Здесь мы разработать методику, чтобы ограничить суб-мкм до диаметра мкм флуоресцентные шарики в фокальной плоскости очень близко к поверхности клеточной культуры в ПА геля. Гель обычно отверждают с помощью сэндвич Неполимеризованные раствор жидкий гель между двумя стеклянными пластинами. Одна из пластин функционализированные таким образом, что гель сильно прилипает к ней. Другой нефункционализованного и удаляется после гель лечения. Мы изменить этот съемный стакан всrface покрытием его слоем шариков. После сэндвич жидкий гель между функционализированного и бортового покрытием поверхности стекла, передача шарики с гелем, пока он отверждения. Это ограничивает расстояние интеграции шарики "в гель в течение 1,6 мкм от поверхности. Блюда с прозрачным дном Петри используются в качестве адгезивного поверхности, на которой гель отвержденной. Чтобы сформировать плоскую верхнюю поверхность геля при полимеризации, круговая скольжения стеклянная крышка используется для сэндвич гель с стеклянным дном чашки Петри. Перед изготовлением гель, сверху покровным стеклом покрывают поли-D-лизина (PDL), что дает положительный поверхностный заряд. PDL сдувается сжатым воздухом, и раствор шариков в воде, осаждается на покровных стеклах. Мы используем карбоксилированные флуоресцентные микрошарики, которые несут отрицательный заряд, и взаимодействовать с положительно заряженной поверхности, образованной путем обработки PDL. После продувки борта решение от покровного стекла сжатым воздухом, одного слоябусины остается электростатически соединен с сухим покровным стеклом. PDL покрытие не влияет на адгезию стекла к поверхности геля, как стеклышки не повреждены и удалены от ПА геля полностью нетронутыми.

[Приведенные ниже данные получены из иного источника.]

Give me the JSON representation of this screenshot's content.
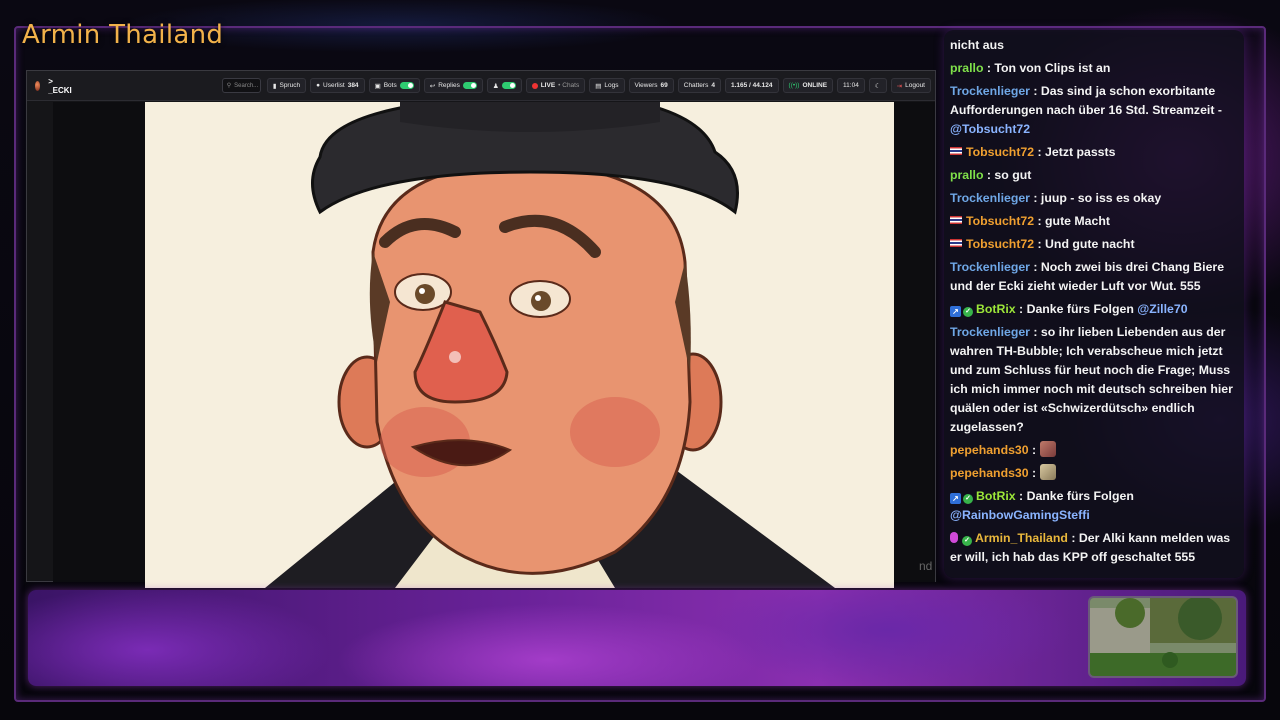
{
  "channel_title": "Armin Thailand",
  "dashboard": {
    "brand": "_ECKI",
    "search_placeholder": "Search...",
    "buttons": {
      "spruch": "Spruch",
      "userlist": "Userlist",
      "userlist_count": "384",
      "bots": "Bots",
      "replies": "Replies",
      "live": "LIVE",
      "chats": "Chats",
      "logs": "Logs",
      "viewers_label": "Viewers",
      "viewers_count": "69",
      "chatters_label": "Chatters",
      "chatters_count": "4",
      "ratio": "1.165 / 44.124",
      "online": "ONLINE",
      "time": "11:04",
      "logout": "Logout"
    },
    "video_edge_text": "nd"
  },
  "chat": {
    "messages": [
      {
        "user": "",
        "text": "nicht aus",
        "color": "blue"
      },
      {
        "user": "prallo",
        "text": "Ton von Clips ist an",
        "color": "green"
      },
      {
        "user": "Trockenlieger",
        "text": "Das sind ja schon exorbitante Aufforderungen nach über 16 Std. Streamzeit -",
        "mention": "@Tobsucht72",
        "color": "blue"
      },
      {
        "user": "Tobsucht72",
        "text": "Jetzt passts",
        "color": "orange",
        "flag": true
      },
      {
        "user": "prallo",
        "text": "so gut",
        "color": "green"
      },
      {
        "user": "Trockenlieger",
        "text": "juup - so iss es okay",
        "color": "blue"
      },
      {
        "user": "Tobsucht72",
        "text": "gute Macht",
        "color": "orange",
        "flag": true
      },
      {
        "user": "Tobsucht72",
        "text": "Und gute nacht",
        "color": "orange",
        "flag": true
      },
      {
        "user": "Trockenlieger",
        "text": "Noch zwei bis drei Chang Biere und der Ecki zieht wieder Luft vor Wut. 555",
        "color": "blue"
      },
      {
        "user": "BotRix",
        "text": "Danke fürs Folgen",
        "mention": "@Zille70",
        "color": "lime",
        "badges": true
      },
      {
        "user": "Trockenlieger",
        "text": "so ihr lieben Liebenden aus der wahren TH-Bubble; Ich verabscheue mich jetzt und zum Schluss für heut noch die Frage; Muss ich mich immer noch mit deutsch schreiben hier quälen oder ist «Schwizerdütsch» endlich zugelassen?",
        "color": "blue"
      },
      {
        "user": "pepehands30",
        "text": "",
        "color": "orange",
        "emote": "a"
      },
      {
        "user": "pepehands30",
        "text": "",
        "color": "orange",
        "emote": "b"
      },
      {
        "user": "BotRix",
        "text": "Danke fürs Folgen",
        "mention": "@RainbowGamingSteffi",
        "color": "lime",
        "badges": true
      },
      {
        "user": "Armin_Thailand",
        "text": "Der Alki kann melden was er will, ich hab das KPP off geschaltet 555",
        "color": "gold",
        "mic": true
      }
    ]
  },
  "colors": {
    "title": "#f2b24a",
    "accent_purple": "#8a2fb0",
    "user_blue": "#6fa7e6",
    "user_green": "#7fe04a",
    "user_orange": "#f0a030"
  },
  "icons": [
    "search-icon",
    "user-icon",
    "bot-icon",
    "reply-icon",
    "live-dot-icon",
    "logs-icon",
    "online-icon",
    "moon-icon",
    "logout-icon",
    "thai-flag-icon",
    "check-badge-icon",
    "mic-badge-icon"
  ]
}
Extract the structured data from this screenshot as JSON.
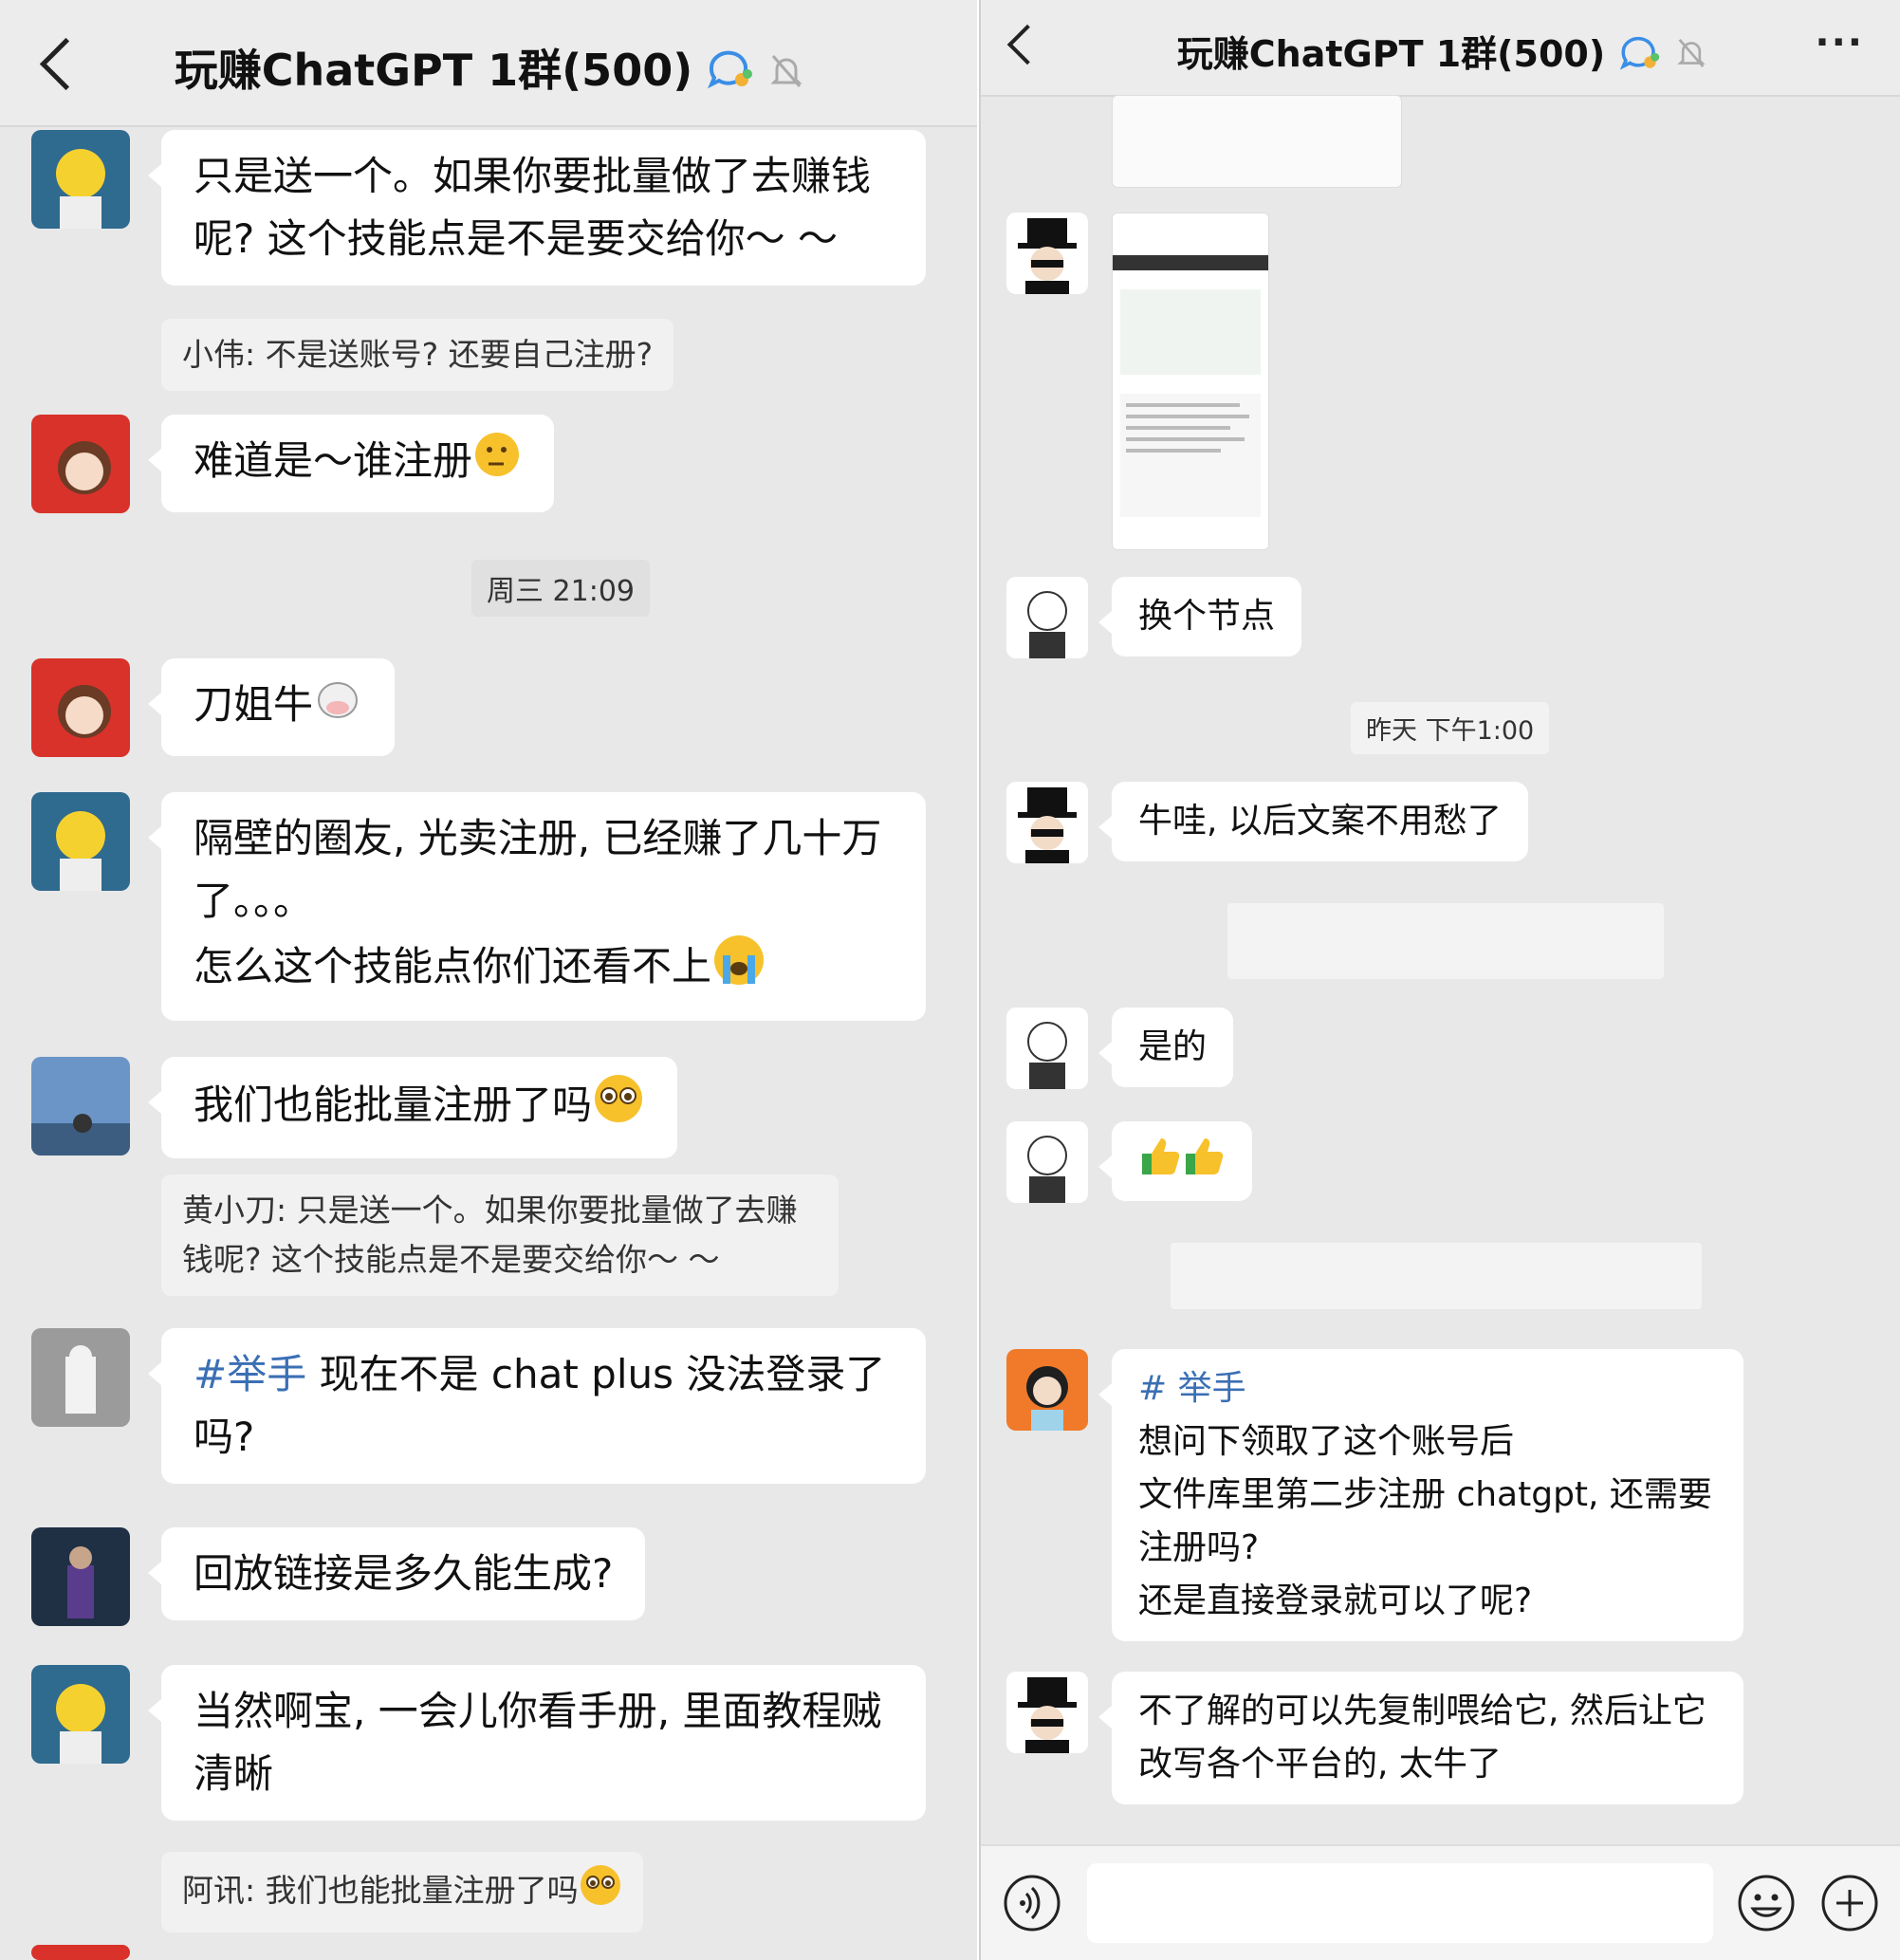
{
  "left": {
    "header": {
      "title": "玩赚ChatGPT 1群(500)"
    },
    "messages": [
      {
        "text": "只是送一个。如果你要批量做了去赚钱呢? 这个技能点是不是要交给你～ ～"
      },
      {
        "quote": "小伟: 不是送账号? 还要自己注册?"
      },
      {
        "text": "难道是～谁注册"
      },
      {
        "time": "周三 21:09"
      },
      {
        "text": "刀姐牛"
      },
      {
        "text1": "隔壁的圈友, 光卖注册, 已经赚了几十万了。。。",
        "text2": "怎么这个技能点你们还看不上"
      },
      {
        "text": "我们也能批量注册了吗"
      },
      {
        "quote": "黄小刀: 只是送一个。如果你要批量做了去赚钱呢? 这个技能点是不是要交给你～ ～"
      },
      {
        "tag": "#举手",
        "text": " 现在不是 chat plus 没法登录了吗?"
      },
      {
        "text": "回放链接是多久能生成?"
      },
      {
        "text": "当然啊宝, 一会儿你看手册, 里面教程贼清晰"
      },
      {
        "quote": "阿讯: 我们也能批量注册了吗"
      }
    ]
  },
  "right": {
    "header": {
      "title": "玩赚ChatGPT 1群(500)",
      "more": "···"
    },
    "messages": [
      {
        "text": "换个节点"
      },
      {
        "time": "昨天 下午1:00"
      },
      {
        "text": "牛哇, 以后文案不用愁了"
      },
      {
        "text": "是的"
      },
      {
        "tag": "# 举手",
        "lines": [
          "想问下领取了这个账号后",
          "文件库里第二步注册 chatgpt, 还需要注册吗?",
          "还是直接登录就可以了呢?"
        ]
      },
      {
        "text": "不了解的可以先复制喂给它, 然后让它改写各个平台的, 太牛了"
      }
    ]
  },
  "colors": {
    "tag": "#3b6fb4",
    "bg": "#e8e8e8",
    "bubble": "#ffffff"
  },
  "icons": [
    "back-arrow-icon",
    "group-chat-icon",
    "mute-bell-icon",
    "more-icon",
    "voice-icon",
    "emoji-icon",
    "plus-icon"
  ]
}
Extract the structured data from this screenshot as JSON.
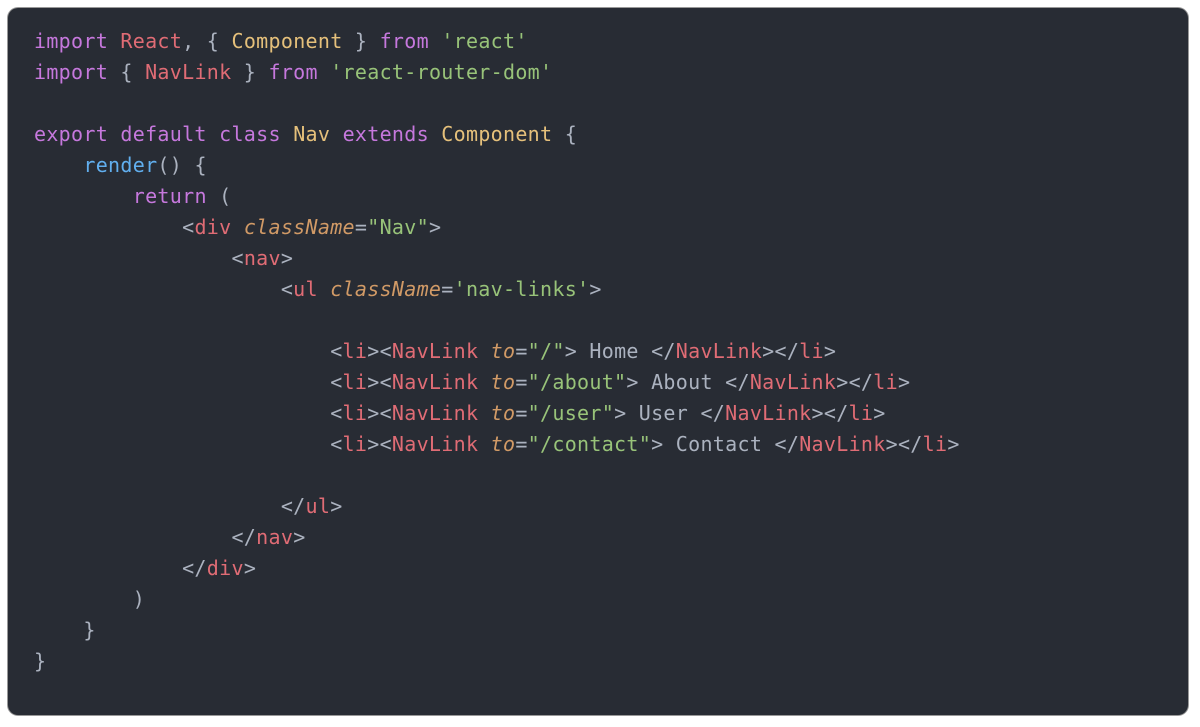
{
  "line1": {
    "import": "import",
    "react": "React",
    "comma": ", ",
    "lbrace": "{ ",
    "component": "Component",
    "rbrace": " }",
    "from": "from",
    "module": "'react'"
  },
  "line2": {
    "import": "import",
    "lbrace": "{ ",
    "navlink": "NavLink",
    "rbrace": " }",
    "from": "from",
    "module": "'react-router-dom'"
  },
  "line4": {
    "export": "export",
    "default": "default",
    "class": "class",
    "nav": "Nav",
    "extends": "extends",
    "component": "Component",
    "lbrace": "{"
  },
  "line5": {
    "indent": "    ",
    "render": "render",
    "paren": "()",
    "lbrace": " {"
  },
  "line6": {
    "indent": "        ",
    "return": "return",
    "lparen": " ("
  },
  "line7": {
    "indent": "            ",
    "lt": "<",
    "div": "div",
    "sp": " ",
    "classNameAttr": "className",
    "eq": "=",
    "val": "\"Nav\"",
    "gt": ">"
  },
  "line8": {
    "indent": "                ",
    "lt": "<",
    "nav": "nav",
    "gt": ">"
  },
  "line9": {
    "indent": "                    ",
    "lt": "<",
    "ul": "ul",
    "sp": " ",
    "classNameAttr": "className",
    "eq": "=",
    "val": "'nav-links'",
    "gt": ">"
  },
  "navitems": [
    {
      "liOpen": "<li>",
      "nlOpen_lt": "<",
      "nlOpen_tag": "NavLink",
      "toAttr": "to",
      "toVal": "\"/\"",
      "text": " Home ",
      "nlClose_lt": "</",
      "nlClose_tag": "NavLink",
      "liClose": "</li>"
    },
    {
      "liOpen": "<li>",
      "nlOpen_lt": "<",
      "nlOpen_tag": "NavLink",
      "toAttr": "to",
      "toVal": "\"/about\"",
      "text": " About ",
      "nlClose_lt": "</",
      "nlClose_tag": "NavLink",
      "liClose": "</li>"
    },
    {
      "liOpen": "<li>",
      "nlOpen_lt": "<",
      "nlOpen_tag": "NavLink",
      "toAttr": "to",
      "toVal": "\"/user\"",
      "text": " User ",
      "nlClose_lt": "</",
      "nlClose_tag": "NavLink",
      "liClose": "</li>"
    },
    {
      "liOpen": "<li>",
      "nlOpen_lt": "<",
      "nlOpen_tag": "NavLink",
      "toAttr": "to",
      "toVal": "\"/contact\"",
      "text": " Contact ",
      "nlClose_lt": "</",
      "nlClose_tag": "NavLink",
      "liClose": "</li>"
    }
  ],
  "navitem_indent": "                        ",
  "line15": {
    "indent": "                    ",
    "close": "</",
    "ul": "ul",
    "gt": ">"
  },
  "line16": {
    "indent": "                ",
    "close": "</",
    "nav": "nav",
    "gt": ">"
  },
  "line17": {
    "indent": "            ",
    "close": "</",
    "div": "div",
    "gt": ">"
  },
  "line18": {
    "indent": "        ",
    "rparen": ")"
  },
  "line19": {
    "indent": "    ",
    "rbrace": "}"
  },
  "line20": {
    "rbrace": "}"
  }
}
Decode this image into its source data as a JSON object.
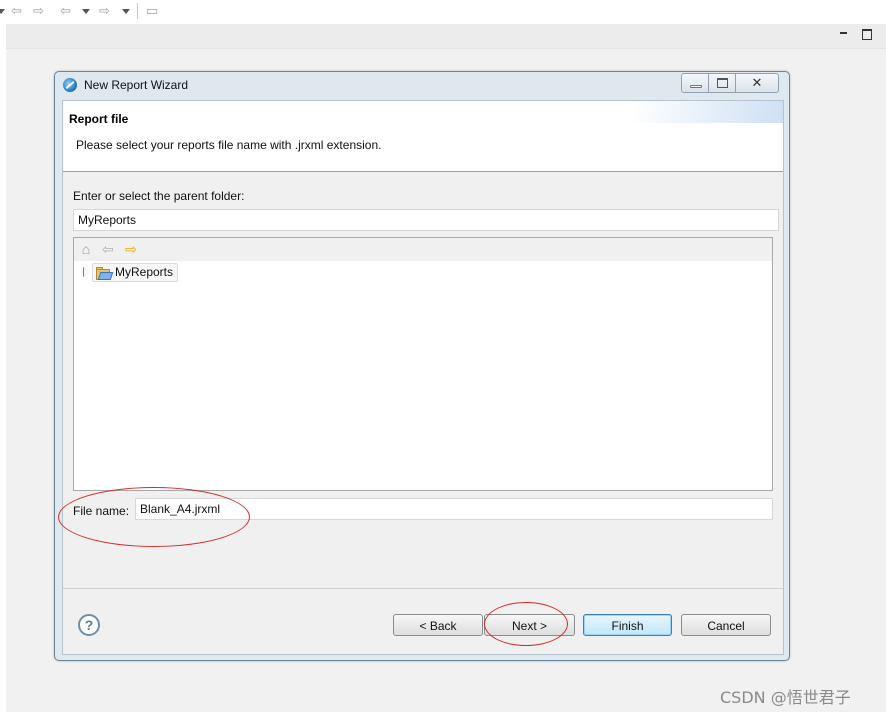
{
  "window": {
    "title": "New Report Wizard"
  },
  "toolbar": {
    "icons": [
      "history-back-icon",
      "history-forward-icon",
      "nav-back-icon",
      "nav-forward-icon",
      "new-window-icon"
    ]
  },
  "banner": {
    "title": "Report file",
    "description": "Please select your reports file name with .jrxml extension."
  },
  "parent_folder": {
    "label": "Enter or select the parent folder:",
    "value": "MyReports"
  },
  "tree": {
    "toolbar_icons": [
      "home-icon",
      "back-icon",
      "forward-icon"
    ],
    "items": [
      {
        "label": "MyReports",
        "expanded": false,
        "icon": "open-folder-icon"
      }
    ]
  },
  "file_name": {
    "label": "File name:",
    "value": "Blank_A4.jrxml"
  },
  "buttons": {
    "help": "?",
    "back": "< Back",
    "next": "Next >",
    "finish": "Finish",
    "cancel": "Cancel"
  },
  "window_controls": {
    "close": "✕"
  },
  "watermark": "CSDN @悟世君子",
  "colors": {
    "annotation": "#d42b2b",
    "finish_border": "#3c7fb1"
  }
}
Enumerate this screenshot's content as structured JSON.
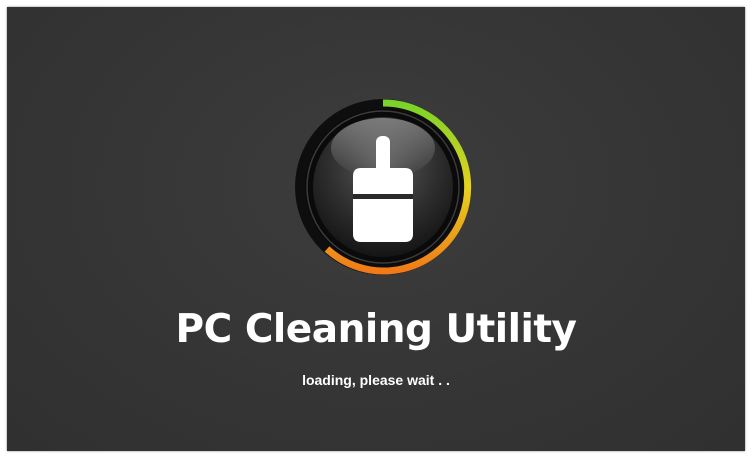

Стеклянные дном чашки Петри изготовлены прилипший путем обработки 97% 3-аминопропил-trimethoxysliane и 0,5% глутарового альдегида. PA гели желаемых жесткости создаются путем смешивания соответствующих концентраций бис-акриламида и акриламида с помощью стандартной процедуры 9. Каплю раствора гель наноситс пипеткой на стеклянным дном чашки Петри. Скольжения стеклянная крышка, содержащий бусинки используется для сэндвич гель с чашки Петри. Когда гель отверждается, в верхней покровное стекло удаляется оставив шариков, погруженных в геле PA пределах 1,6 мкм от поверхности.
Изготовление и функционализации PA гели различной жесткости с люминесцентными микросфер встроенных вблизи поверхности клеточной культуры.
1 функционализирующими верхнее стекло покровные стекла
2 Подготовка PA гель непосредственно на стеклянным дном чашки Петри
3 функционализирующими PA гель с Фибронектин
4. Тяговое усилие Эксперименты
Конфокальной изображения была использована для определения, что шарики были действительно под поверхностью геля и количественной оценки их точное местоположение в пределах глубины гель. Флуоресцентные шарики с другой длиной волны, чем те, внутри геля давали осесть на поверхности, и р...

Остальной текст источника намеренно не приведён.